Les amoureuses de qui ?

Bastien : De moi, d’Arthur et de Loic..

Arthur : Oui mais on n’a pas envie qu’elle nous attrape et qu’elles soient nos amoureuses. En plus, moi je suis amoureux avec Lana, Leya avec Bastien et Alice avec Loic.

Pourquoi vous vous amusez à les attraper les filles ? Lana : Parce que c’est notre amoureux.

Bastien : Elles veulent tout le temps nous mettre en prison ».

On voit à travers cet exemple que le contact physique est recherché entre les filles et les garçons car ces dernières doivent attraper les garçons et les mettre en prison. Il y a de nombreux jeux comme celui-ci entre les élèves comme celui de Flore et Sloan qu’ils ont appelé « trap-bisous-câlin » dans lequel ils nous expliquent qu’un des deux doit attraper l’autre et lui faire un câlin.
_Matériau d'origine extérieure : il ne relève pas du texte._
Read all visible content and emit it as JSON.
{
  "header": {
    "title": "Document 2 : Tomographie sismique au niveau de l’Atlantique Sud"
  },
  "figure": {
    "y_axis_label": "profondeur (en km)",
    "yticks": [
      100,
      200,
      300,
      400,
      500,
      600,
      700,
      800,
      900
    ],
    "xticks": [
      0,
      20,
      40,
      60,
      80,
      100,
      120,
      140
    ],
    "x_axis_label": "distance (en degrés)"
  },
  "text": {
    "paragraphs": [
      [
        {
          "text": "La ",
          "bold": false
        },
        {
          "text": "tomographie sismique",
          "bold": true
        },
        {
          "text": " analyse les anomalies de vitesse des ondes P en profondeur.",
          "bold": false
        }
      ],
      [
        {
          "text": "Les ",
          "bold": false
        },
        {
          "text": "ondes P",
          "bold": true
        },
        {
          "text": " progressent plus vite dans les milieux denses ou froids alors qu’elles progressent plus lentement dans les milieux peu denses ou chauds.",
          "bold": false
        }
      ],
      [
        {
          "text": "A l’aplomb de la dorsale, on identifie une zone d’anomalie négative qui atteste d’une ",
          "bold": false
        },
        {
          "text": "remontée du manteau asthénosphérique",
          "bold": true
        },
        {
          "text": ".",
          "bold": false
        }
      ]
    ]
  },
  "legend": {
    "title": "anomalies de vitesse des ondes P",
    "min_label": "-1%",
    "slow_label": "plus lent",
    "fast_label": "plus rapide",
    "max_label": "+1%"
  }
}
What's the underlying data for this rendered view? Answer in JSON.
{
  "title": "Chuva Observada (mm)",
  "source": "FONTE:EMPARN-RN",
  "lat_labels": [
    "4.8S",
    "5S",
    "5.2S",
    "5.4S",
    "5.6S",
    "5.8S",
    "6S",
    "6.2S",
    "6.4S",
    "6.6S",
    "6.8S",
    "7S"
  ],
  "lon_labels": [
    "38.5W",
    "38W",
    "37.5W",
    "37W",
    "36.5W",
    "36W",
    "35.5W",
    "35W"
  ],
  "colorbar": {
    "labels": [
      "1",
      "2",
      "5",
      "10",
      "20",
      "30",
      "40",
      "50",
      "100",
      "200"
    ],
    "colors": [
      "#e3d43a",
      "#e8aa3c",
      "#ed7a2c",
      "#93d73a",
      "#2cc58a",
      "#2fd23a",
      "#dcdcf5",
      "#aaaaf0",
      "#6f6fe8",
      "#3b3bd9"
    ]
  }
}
Les focus groupe nous ont beaucoup appris sur les différents jeux réalisés que nous n’avions pas forcément remarqué lors des observations et surtout dont nous n’avions pas toutes les explications pour les comprendre. Nous pouvons donc dire que de nombreux jeux de simulacre sont présents reprenant des moments vécus en classe mais aussi beaucoup de dessins animés et de films visionnés par les élèves. Nous avons aussi pris conscience de l’importance des jeux de démonstration amoureuse dont les élèves parlent beaucoup et qui permettent le rapprochement physique des corps.